2 tablespoons extra virgin olive oil
1 large yellow onion, diced
1 clove garlic, minced
4 pounds pork shoulder roast
½ cup white wine
3 cups water
2 teaspoons dried oregano
2 teaspoons dried parsley
1 teaspoon dried thyme
1 teaspoon dried rosemary
3 tablespoons garlic powder
1 teaspoon salt
1 teaspoon black pepper
2 (28 ounce) cans tomato purée
6 cups water
¼ cup white sugar

Heat olive oil in a large stock pot over medium heat. Sauté onions and garlic until lightly browned. Place pork shoulder in pot, and pour in ½ cup white wine and 3 cups water. In a small bowl, combine oregano, parsley, thyme, rosemary, garlic powder, salt and pepper. Sprinkle ¼ of spice mixture over pork.

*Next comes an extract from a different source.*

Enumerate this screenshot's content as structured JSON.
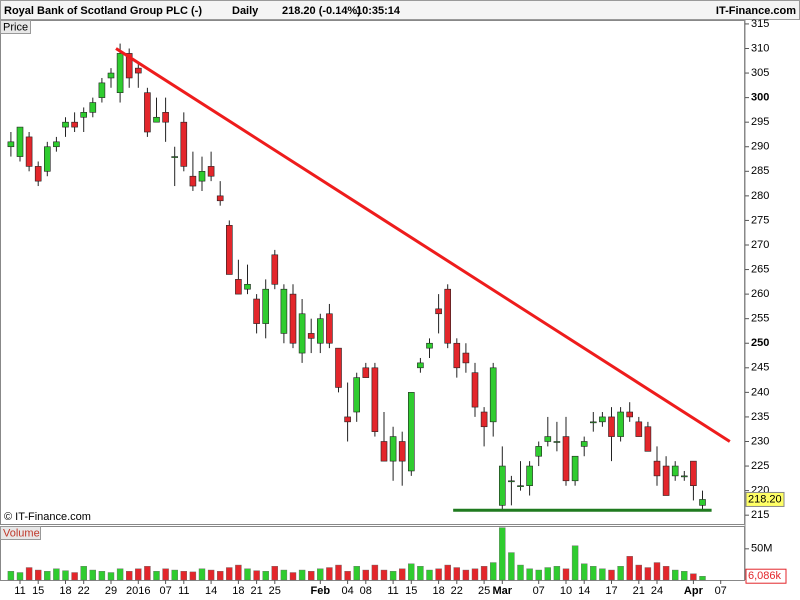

Cover, and cook for 30 minutes turning occasionally. Add water periodically if needed.

Pour in tomato purée. Fill cans with water, and pour in (about 6 cups). Stir in remaining spice mixture and the sugar. When liquid starts to bubble, reduce heat to low, cover, and cook for 4 to 5 hours. Stir occasionally, and adjust seasonings to taste.